2018 Annual Guide: Orleans

Bonnie Snow. Photo by Paige Biviano
A day in the life of: Bonnie Snow, historian, volunteer, researcher and member of the Orleans Historical Society Board of Directors
By Deb Boucher Stetson
Bonnie Snow lives and breathes Orleans history. “I just love the history of Orleans. It’s my life,” says Snow, who has served on the Orleans Historical Society Board of Directors for more than 30 years.
Best known for her Main Street walks and cemetery walks, Snow is full of stories about past residents of Orleans, culled from old journals, letters and diaries. “I had a collection of letters from the Civil War era, written to ‘Dear Aunt Ruth’ Sears in Goshen, New York,” she says, “so when I do my cemetery walks I’m able to talk about ‘Dear Aunt Ruth.’ There was a lawyer who had started a school for sea captains in Orleans and it was his wife who wrote the letters.” Snow says she wishes she had the replies because she’s pretty sure she uncovered a murder in Goshen.

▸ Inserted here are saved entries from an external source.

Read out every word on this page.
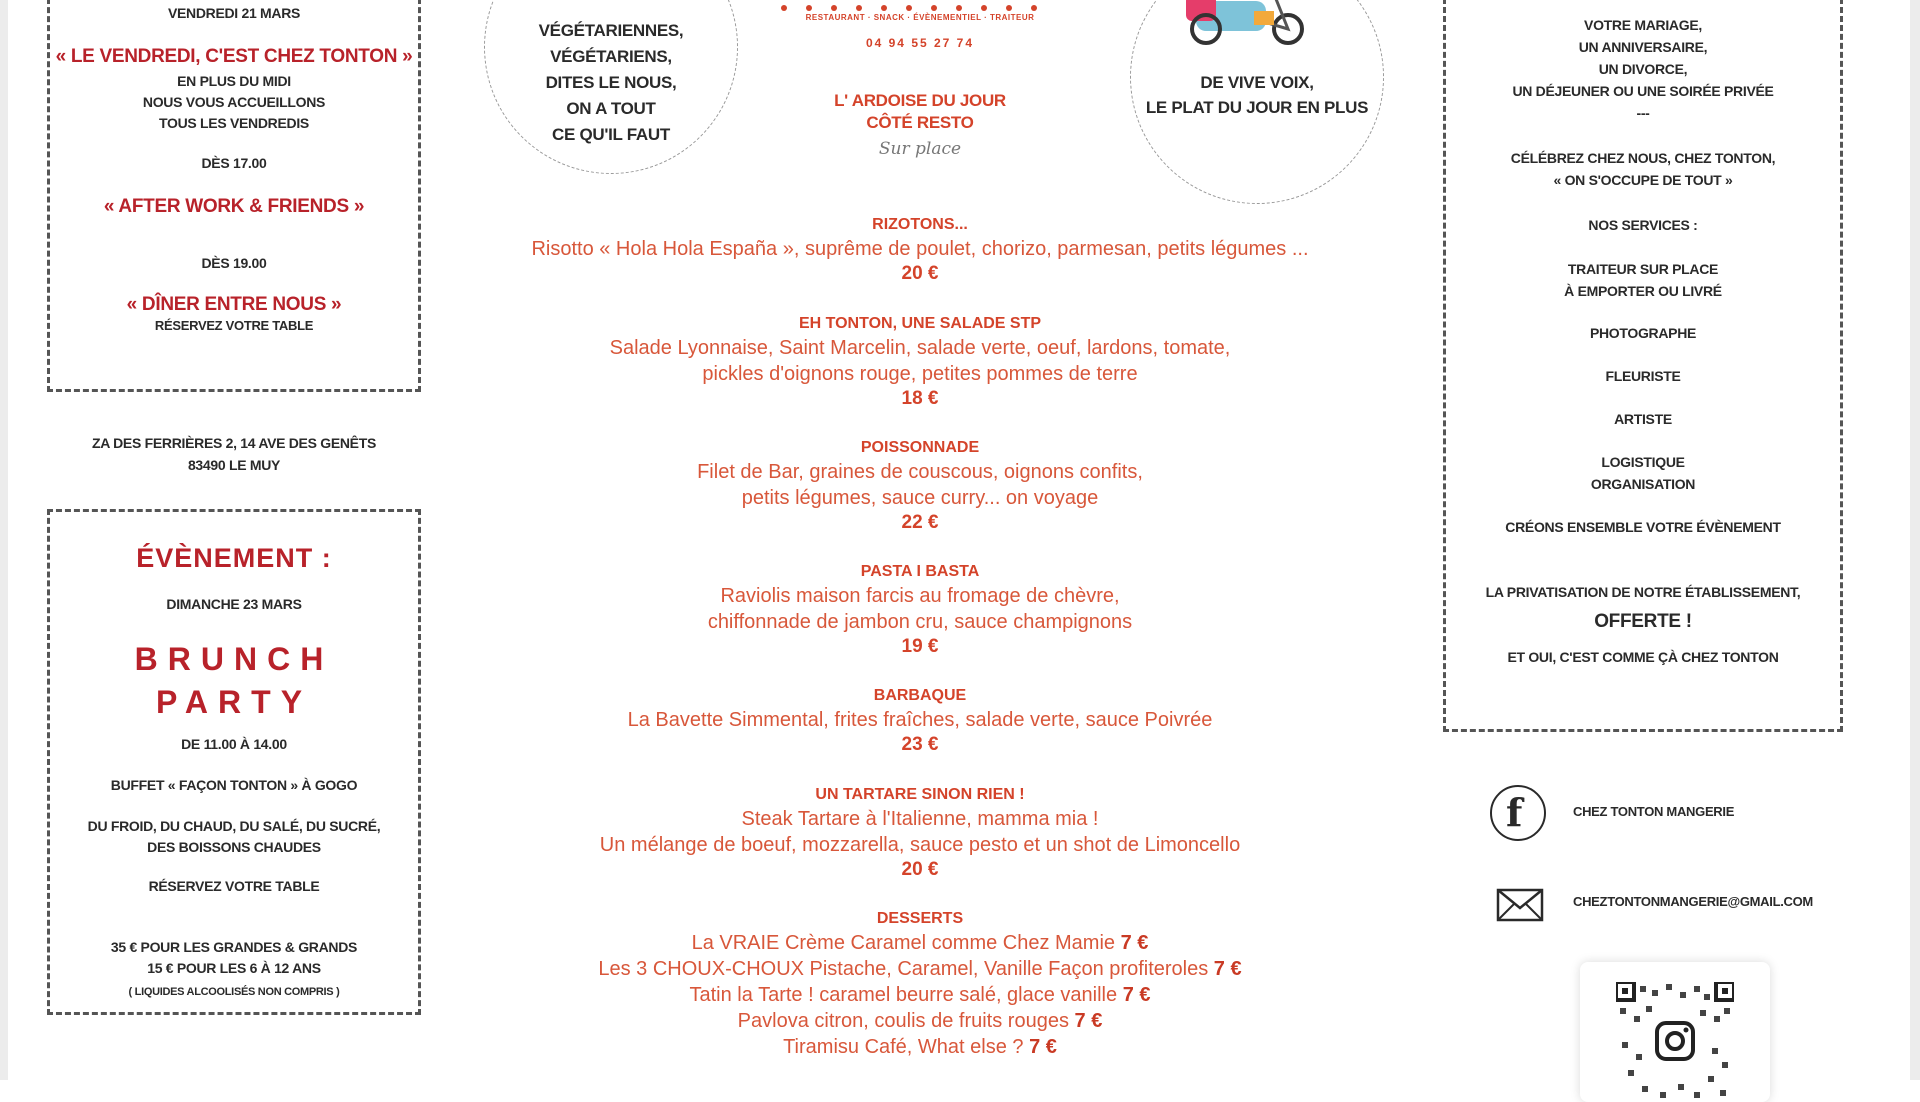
VENDREDI 21 MARS
« LE VENDREDI, C'EST CHEZ TONTON »
EN PLUS DU MIDI
NOUS VOUS ACCUEILLONS
TOUS LES VENDREDIS
DÈS 17.00
« AFTER WORK & FRIENDS »
DÈS 19.00
« DÎNER ENTRE NOUS »
RÉSERVEZ VOTRE TABLE
ZA DES FERRIÈRES 2, 14 AVE DES GENÊTS
83490 LE MUY
ÉVÈNEMENT :
DIMANCHE 23 MARS
BRUNCH
PARTY
DE 11.00 À 14.00
BUFFET « FAÇON TONTON » À GOGO
DU FROID, DU CHAUD, DU SALÉ, DU SUCRÉ,
DES BOISSONS CHAUDES
RÉSERVEZ VOTRE TABLE
35 € POUR LES GRANDES & GRANDS
15 € POUR LES 6 À 12 ANS
( LIQUIDES ALCOOLISÉS NON COMPRIS )
VÉGÉTARIENNES,
VÉGÉTARIENS,
DITES LE NOUS,
ON A TOUT
CE QU'IL FAUT
RESTAURANT · SNACK · ÉVÈNEMENTIEL · TRAITEUR
04 94 55 27 74
L' ARDOISE DU JOUR
CÔTÉ RESTO
Sur place
DE VIVE VOIX,
LE PLAT DU JOUR EN PLUS
RIZOTONS...
Risotto « Hola Hola España », suprême de poulet, chorizo, parmesan, petits légumes ...
20 €
EH TONTON, UNE SALADE STP
Salade Lyonnaise, Saint Marcelin, salade verte, oeuf, lardons, tomate,
pickles d'oignons rouge, petites pommes de terre
18 €
POISSONNADE
Filet de Bar, graines de couscous, oignons confits,
petits légumes, sauce curry... on voyage
22 €
PASTA I BASTA
Raviolis maison farcis au fromage de chèvre,
chiffonnade de jambon cru, sauce champignons
19 €
BARBAQUE
La Bavette Simmental, frites fraîches, salade verte, sauce Poivrée
23 €
UN TARTARE SINON RIEN !
Steak Tartare à l'Italienne, mamma mia !
Un mélange de boeuf, mozzarella, sauce pesto et un shot de Limoncello
20 €
DESSERTS
La VRAIE Crème Caramel comme Chez Mamie 7 €
Les 3 CHOUX-CHOUX Pistache, Caramel, Vanille Façon profiteroles 7 €
Tatin la Tarte ! caramel beurre salé, glace vanille 7 €
Pavlova citron, coulis de fruits rouges 7 €
Tiramisu Café, What else ? 7 €
VOTRE MARIAGE,
UN ANNIVERSAIRE,
UN DIVORCE,
UN DÉJEUNER OU UNE SOIRÉE PRIVÉE
---
CÉLÉBREZ CHEZ NOUS, CHEZ TONTON,
« ON S'OCCUPE DE TOUT »
NOS SERVICES :
TRAITEUR SUR PLACE
À EMPORTER OU LIVRÉ
PHOTOGRAPHE
FLEURISTE
ARTISTE
LOGISTIQUE
ORGANISATION
CRÉONS ENSEMBLE VOTRE ÉVÈNEMENT
LA PRIVATISATION DE NOTRE ÉTABLISSEMENT,
OFFERTE !
ET OUI, C'EST COMME ÇÀ CHEZ TONTON
f	CHEZ TONTON MANGERIE
CHEZTONTONMANGERIE@GMAIL.COM
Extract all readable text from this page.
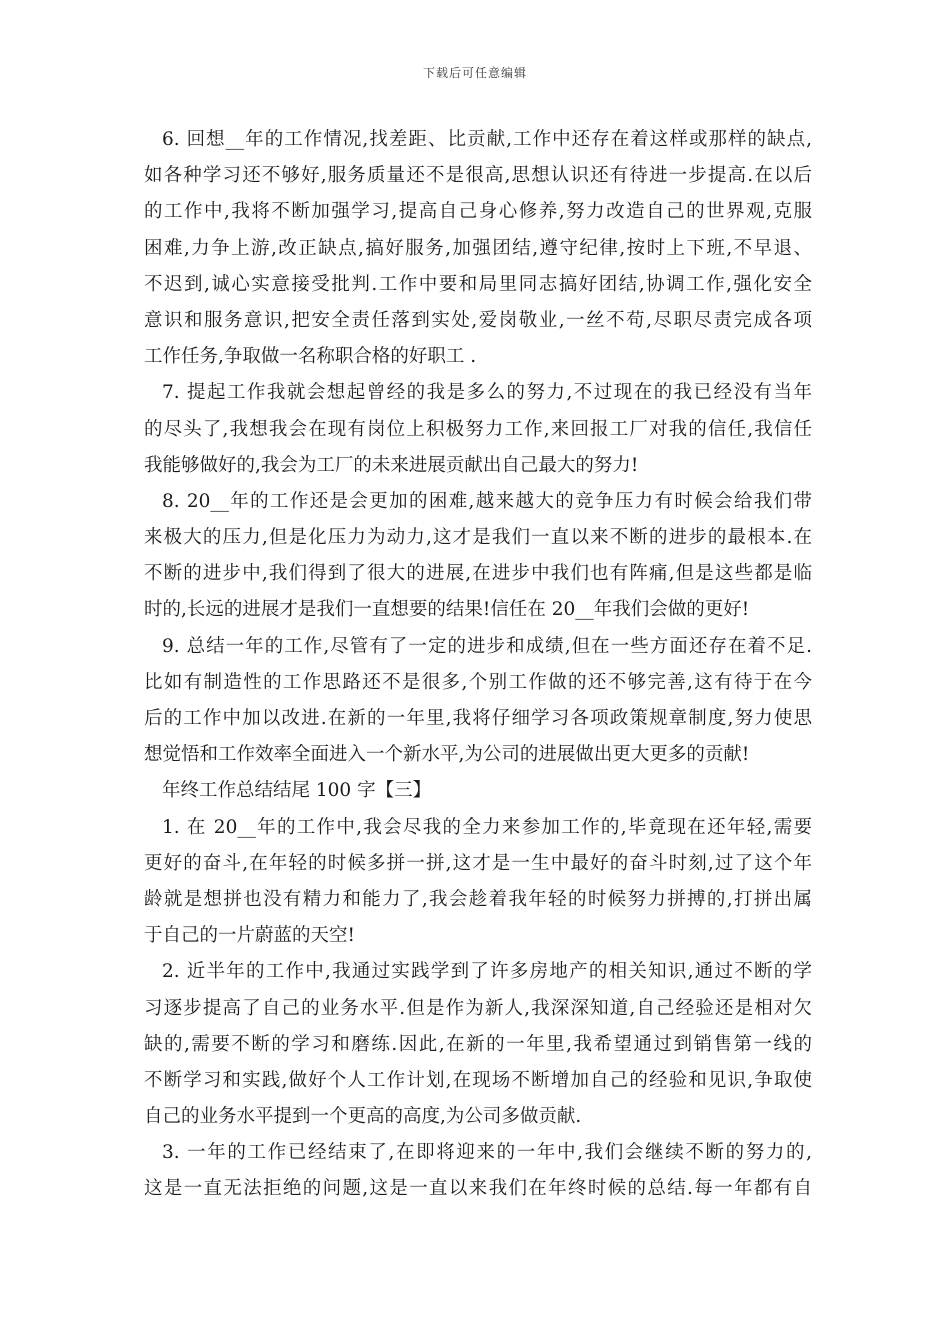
下载后可任意编辑
6. 回想__年的工作情况,找差距、比贡献,工作中还存在着这样或那样的缺点,
如各种学习还不够好,服务质量还不是很高,思想认识还有待进一步提高.在以后
的工作中,我将不断加强学习,提高自己身心修养,努力改造自己的世界观,克服
困难,力争上游,改正缺点,搞好服务,加强团结,遵守纪律,按时上下班,不早退、
不迟到,诚心实意接受批判.工作中要和局里同志搞好团结,协调工作,强化安全
意识和服务意识,把安全责任落到实处,爱岗敬业,一丝不苟,尽职尽责完成各项
工作任务,争取做一名称职合格的好职工 .
7. 提起工作我就会想起曾经的我是多么的努力,不过现在的我已经没有当年
的尽头了,我想我会在现有岗位上积极努力工作,来回报工厂对我的信任,我信任
我能够做好的,我会为工厂的未来进展贡献出自己最大的努力!
8. 20__年的工作还是会更加的困难,越来越大的竞争压力有时候会给我们带
来极大的压力,但是化压力为动力,这才是我们一直以来不断的进步的最根本.在
不断的进步中,我们得到了很大的进展,在进步中我们也有阵痛,但是这些都是临
时的,长远的进展才是我们一直想要的结果!信任在 20__年我们会做的更好!
9. 总结一年的工作,尽管有了一定的进步和成绩,但在一些方面还存在着不足.
比如有制造性的工作思路还不是很多,个别工作做的还不够完善,这有待于在今
后的工作中加以改进.在新的一年里,我将仔细学习各项政策规章制度,努力使思
想觉悟和工作效率全面进入一个新水平,为公司的进展做出更大更多的贡献!
年终工作总结结尾 100 字【三】
1. 在 20__年的工作中,我会尽我的全力来参加工作的,毕竟现在还年轻,需要
更好的奋斗,在年轻的时候多拼一拼,这才是一生中最好的奋斗时刻,过了这个年
龄就是想拼也没有精力和能力了,我会趁着我年轻的时候努力拼搏的,打拼出属
于自己的一片蔚蓝的天空!
2. 近半年的工作中,我通过实践学到了许多房地产的相关知识,通过不断的学
习逐步提高了自己的业务水平.但是作为新人,我深深知道,自己经验还是相对欠
缺的,需要不断的学习和磨练.因此,在新的一年里,我希望通过到销售第一线的
不断学习和实践,做好个人工作计划,在现场不断增加自己的经验和见识,争取使
自己的业务水平提到一个更高的高度,为公司多做贡献.
3. 一年的工作已经结束了,在即将迎来的一年中,我们会继续不断的努力的,
这是一直无法拒绝的问题,这是一直以来我们在年终时候的总结.每一年都有自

“I also got a diary from Nantucket found in the walls of a house being renovated in Orleans,” and through a great deal of research, “I was able to identify each of the 105 people in the diary,” Snow says. “I learned a lot about the families and all their struggles.”
Another find was more than 200 glass plate negatives of photographs taken by Harry Sparrow around 1911, discovered by an Eastham resident who was a neighbor of Snow’s daughter. Again, through her research, Snow was able to identify everyone in the photographs.